The isolation of white phosphorus

Here's a little story that may appeal to those with a more twisted sense of humour.

Back in the summer of 1669 an alchemist named Henning Brandt, tried to make gold by heating a concoction of sixty buckets of human urine mixed with charcoal (do you know how long it takes to save up sixty buckets of piss?, I bet his wife could have told you).
Needless to say, the gold didn't materialize, but he did succeed in producing an entirely new material; white phosphorus. In fact this was one of the first elements to be isolated by chemical means.
Now white phosphorus reacts quite readily with oxygen and for that reason it is normally stored in water. As soon as it is removed from water, it begins to glow. If you remove enough from the water it bursts into flame. You can actually put some on your fingers and write with it.... it will glow for quite awhile. However, just increase the quantity slightly and you have fire.
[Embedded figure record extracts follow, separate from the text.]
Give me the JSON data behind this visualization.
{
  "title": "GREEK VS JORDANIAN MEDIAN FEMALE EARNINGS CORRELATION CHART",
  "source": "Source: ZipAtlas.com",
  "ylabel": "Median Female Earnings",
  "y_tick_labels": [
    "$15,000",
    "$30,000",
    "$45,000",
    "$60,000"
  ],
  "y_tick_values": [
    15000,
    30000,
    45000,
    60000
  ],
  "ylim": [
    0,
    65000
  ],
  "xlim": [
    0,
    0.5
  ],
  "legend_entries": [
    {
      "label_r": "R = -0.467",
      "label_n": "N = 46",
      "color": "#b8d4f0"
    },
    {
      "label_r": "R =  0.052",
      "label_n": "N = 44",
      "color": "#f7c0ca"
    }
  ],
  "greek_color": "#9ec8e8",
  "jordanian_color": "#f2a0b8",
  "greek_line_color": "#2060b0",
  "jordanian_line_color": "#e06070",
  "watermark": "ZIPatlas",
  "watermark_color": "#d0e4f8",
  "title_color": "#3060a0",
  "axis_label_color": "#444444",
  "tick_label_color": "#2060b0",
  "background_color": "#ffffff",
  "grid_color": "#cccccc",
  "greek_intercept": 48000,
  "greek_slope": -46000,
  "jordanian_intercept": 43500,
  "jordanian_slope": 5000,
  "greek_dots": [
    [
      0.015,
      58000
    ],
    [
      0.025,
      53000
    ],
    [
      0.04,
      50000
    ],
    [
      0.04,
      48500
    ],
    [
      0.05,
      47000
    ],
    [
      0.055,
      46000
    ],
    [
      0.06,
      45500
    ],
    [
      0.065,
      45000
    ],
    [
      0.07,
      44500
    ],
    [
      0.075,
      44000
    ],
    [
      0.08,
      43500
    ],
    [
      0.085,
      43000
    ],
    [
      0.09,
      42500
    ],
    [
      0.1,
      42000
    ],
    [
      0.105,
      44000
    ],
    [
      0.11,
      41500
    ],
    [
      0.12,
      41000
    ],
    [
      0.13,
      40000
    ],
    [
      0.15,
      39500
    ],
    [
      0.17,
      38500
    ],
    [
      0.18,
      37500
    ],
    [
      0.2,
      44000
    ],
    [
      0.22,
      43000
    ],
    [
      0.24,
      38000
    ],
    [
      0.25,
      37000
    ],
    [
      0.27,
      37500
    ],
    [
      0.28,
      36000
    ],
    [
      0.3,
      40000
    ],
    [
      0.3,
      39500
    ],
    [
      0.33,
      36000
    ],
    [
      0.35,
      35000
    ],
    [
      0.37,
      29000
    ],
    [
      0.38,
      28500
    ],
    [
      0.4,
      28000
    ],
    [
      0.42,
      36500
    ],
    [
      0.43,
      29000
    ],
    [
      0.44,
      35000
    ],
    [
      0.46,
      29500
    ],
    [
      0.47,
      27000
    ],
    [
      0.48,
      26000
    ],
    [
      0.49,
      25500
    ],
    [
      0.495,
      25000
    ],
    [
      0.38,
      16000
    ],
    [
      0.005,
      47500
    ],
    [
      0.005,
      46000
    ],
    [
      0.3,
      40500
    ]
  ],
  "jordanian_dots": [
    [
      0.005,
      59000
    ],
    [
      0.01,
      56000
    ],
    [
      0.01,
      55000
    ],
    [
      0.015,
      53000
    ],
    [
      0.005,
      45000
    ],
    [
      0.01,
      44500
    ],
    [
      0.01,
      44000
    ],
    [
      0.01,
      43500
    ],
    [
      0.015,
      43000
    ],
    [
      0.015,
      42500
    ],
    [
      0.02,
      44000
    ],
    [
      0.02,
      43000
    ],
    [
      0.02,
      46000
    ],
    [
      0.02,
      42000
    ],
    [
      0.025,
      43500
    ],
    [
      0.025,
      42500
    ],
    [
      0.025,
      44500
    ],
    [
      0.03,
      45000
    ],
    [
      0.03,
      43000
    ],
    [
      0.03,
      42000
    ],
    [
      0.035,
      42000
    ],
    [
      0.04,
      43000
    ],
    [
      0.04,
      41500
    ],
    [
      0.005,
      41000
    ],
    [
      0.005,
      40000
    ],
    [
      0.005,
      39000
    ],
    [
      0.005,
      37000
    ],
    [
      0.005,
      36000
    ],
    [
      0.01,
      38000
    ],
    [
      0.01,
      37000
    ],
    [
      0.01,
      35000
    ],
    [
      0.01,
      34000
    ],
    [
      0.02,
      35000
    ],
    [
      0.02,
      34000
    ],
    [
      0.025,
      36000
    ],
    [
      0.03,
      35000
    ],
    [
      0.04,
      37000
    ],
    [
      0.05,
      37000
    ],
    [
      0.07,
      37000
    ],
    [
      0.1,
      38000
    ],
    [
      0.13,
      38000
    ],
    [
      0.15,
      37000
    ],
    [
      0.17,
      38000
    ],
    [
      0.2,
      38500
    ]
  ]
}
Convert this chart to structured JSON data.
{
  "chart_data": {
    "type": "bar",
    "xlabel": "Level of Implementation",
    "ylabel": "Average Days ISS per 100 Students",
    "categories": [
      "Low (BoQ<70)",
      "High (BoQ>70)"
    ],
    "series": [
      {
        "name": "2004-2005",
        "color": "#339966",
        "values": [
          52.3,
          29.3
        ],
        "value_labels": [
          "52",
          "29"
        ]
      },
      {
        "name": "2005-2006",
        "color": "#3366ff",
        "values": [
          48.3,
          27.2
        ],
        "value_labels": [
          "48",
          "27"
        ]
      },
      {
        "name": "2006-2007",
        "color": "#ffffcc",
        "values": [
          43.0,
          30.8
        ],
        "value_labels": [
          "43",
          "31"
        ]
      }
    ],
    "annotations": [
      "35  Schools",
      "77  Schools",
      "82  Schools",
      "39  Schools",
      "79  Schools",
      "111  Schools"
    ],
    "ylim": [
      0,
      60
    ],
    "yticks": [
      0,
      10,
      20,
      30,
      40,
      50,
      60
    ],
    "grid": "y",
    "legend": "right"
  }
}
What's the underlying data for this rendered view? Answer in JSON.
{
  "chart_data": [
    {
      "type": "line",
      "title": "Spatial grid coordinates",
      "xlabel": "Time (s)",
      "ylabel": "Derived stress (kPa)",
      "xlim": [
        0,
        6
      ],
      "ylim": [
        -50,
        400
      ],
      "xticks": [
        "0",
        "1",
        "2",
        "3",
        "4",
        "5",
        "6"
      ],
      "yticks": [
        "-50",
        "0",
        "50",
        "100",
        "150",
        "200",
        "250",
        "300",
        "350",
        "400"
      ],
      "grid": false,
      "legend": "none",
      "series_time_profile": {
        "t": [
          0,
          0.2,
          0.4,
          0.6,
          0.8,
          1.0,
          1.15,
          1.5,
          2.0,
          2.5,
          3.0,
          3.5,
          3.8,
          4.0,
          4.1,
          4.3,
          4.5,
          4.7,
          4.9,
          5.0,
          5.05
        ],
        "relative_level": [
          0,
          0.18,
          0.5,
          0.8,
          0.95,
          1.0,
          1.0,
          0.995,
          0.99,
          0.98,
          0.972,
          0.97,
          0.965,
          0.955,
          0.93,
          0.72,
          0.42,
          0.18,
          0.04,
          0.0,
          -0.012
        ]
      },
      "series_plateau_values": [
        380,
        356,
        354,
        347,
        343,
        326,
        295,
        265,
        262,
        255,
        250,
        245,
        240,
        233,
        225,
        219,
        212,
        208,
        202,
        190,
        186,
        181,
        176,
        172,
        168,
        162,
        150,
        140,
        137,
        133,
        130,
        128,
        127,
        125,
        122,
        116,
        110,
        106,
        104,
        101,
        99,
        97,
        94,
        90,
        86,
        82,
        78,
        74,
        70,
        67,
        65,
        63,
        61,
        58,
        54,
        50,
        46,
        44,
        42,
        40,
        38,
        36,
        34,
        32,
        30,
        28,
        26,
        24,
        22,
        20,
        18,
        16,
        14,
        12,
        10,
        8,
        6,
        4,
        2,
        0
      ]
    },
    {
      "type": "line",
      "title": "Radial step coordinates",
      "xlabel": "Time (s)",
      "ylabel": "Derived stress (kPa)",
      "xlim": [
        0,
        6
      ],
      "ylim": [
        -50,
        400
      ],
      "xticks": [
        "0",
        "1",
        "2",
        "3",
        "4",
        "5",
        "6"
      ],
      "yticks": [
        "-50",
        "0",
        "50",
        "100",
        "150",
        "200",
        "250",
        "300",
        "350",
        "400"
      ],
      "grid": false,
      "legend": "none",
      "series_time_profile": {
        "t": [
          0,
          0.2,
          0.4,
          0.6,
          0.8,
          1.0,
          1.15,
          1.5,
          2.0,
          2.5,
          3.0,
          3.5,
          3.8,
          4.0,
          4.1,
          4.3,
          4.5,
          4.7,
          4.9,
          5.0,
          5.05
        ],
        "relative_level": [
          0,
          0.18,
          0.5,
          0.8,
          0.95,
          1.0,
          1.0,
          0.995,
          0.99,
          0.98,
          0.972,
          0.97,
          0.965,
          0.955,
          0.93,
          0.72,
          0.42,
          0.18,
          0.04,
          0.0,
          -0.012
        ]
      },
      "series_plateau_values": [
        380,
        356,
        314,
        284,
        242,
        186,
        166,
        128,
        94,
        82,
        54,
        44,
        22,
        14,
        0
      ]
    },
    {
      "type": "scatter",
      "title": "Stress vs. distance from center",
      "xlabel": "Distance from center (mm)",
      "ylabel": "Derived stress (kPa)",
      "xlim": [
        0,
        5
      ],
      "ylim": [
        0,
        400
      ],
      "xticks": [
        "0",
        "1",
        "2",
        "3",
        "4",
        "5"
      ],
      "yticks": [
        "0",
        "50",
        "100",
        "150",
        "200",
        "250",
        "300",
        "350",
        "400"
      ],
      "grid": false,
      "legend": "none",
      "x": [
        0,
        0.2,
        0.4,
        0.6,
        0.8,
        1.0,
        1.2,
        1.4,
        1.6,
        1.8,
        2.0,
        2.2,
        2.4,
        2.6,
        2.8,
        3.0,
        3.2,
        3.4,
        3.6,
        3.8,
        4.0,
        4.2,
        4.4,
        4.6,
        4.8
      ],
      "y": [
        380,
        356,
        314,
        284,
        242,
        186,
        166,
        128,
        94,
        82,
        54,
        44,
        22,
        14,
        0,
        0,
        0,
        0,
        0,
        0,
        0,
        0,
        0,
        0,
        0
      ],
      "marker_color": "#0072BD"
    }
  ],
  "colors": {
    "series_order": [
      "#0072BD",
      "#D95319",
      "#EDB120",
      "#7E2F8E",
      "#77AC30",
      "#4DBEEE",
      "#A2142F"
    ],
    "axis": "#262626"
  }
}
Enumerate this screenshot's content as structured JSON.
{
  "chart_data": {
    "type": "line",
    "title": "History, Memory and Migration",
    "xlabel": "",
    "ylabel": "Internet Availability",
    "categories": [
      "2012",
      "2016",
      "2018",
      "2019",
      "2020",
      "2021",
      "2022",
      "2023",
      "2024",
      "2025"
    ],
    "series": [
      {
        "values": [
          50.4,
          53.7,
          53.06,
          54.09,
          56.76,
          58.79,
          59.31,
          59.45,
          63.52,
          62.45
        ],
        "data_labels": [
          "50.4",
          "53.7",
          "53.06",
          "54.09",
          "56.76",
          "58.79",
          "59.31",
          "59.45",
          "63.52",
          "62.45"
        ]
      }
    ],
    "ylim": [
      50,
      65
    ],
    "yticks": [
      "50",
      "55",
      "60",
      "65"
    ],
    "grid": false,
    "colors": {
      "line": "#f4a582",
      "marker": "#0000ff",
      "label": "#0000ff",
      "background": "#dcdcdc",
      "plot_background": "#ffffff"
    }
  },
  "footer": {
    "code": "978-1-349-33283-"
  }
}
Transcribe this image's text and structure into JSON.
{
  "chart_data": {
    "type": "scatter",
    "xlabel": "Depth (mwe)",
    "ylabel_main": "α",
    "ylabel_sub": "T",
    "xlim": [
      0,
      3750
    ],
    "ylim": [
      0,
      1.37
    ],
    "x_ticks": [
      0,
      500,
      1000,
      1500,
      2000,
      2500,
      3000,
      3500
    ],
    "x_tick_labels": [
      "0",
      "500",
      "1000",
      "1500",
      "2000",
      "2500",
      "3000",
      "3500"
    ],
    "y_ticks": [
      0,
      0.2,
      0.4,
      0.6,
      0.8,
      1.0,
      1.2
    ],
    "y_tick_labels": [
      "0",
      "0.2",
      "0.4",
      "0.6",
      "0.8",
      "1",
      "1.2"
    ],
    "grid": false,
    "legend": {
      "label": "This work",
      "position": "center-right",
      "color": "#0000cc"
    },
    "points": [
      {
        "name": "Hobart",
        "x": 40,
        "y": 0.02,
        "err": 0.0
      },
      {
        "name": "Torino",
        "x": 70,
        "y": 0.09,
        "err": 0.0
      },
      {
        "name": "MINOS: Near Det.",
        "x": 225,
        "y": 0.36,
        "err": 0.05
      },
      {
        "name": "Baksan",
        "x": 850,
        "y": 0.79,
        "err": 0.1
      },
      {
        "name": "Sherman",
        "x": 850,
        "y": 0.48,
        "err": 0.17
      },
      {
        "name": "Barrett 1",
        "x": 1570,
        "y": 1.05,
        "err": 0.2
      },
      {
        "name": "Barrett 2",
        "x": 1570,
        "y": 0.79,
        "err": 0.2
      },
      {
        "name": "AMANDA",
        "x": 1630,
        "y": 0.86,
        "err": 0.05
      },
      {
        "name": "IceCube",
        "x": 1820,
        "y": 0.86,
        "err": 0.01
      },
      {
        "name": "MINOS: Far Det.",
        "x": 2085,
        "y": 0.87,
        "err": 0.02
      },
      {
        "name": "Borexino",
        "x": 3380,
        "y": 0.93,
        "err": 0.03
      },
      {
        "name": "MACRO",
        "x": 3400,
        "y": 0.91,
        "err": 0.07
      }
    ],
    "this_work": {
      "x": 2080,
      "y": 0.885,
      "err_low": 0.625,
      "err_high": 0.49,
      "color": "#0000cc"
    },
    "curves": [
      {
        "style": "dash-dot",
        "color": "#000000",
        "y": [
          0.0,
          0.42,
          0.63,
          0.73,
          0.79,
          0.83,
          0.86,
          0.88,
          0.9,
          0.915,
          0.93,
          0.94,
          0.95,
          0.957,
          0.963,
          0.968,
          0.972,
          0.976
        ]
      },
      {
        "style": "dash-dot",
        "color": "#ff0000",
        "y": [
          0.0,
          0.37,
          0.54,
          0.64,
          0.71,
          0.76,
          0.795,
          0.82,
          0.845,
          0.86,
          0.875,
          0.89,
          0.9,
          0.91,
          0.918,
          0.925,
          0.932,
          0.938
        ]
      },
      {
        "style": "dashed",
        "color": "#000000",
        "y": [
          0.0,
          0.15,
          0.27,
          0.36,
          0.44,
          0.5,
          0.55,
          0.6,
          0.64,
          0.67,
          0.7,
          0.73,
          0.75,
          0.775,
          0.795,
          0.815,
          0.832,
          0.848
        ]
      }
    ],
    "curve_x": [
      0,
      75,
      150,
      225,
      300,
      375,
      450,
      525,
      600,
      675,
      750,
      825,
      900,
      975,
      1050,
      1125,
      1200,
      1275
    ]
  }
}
To quote Mr Brandt “'twill burn the place most dreadfully”.
Now Brandt was keen to find a use for this remarkable new material, and it's glow suggested medial applications to him, (I guess medications were different in those days) and it occurred to him that it just might be a handy cure for some sexually transmitted diseases. Whether he was so afflicted we don't know, but we do know that he tested his theory, and to quote him (and this is the punch line) : “If the privy parts be therewith rubb'd, they will be inflamed and burn for a good while after”.
That may well have been the forerunner of dispassionate understatement in scientific reportage.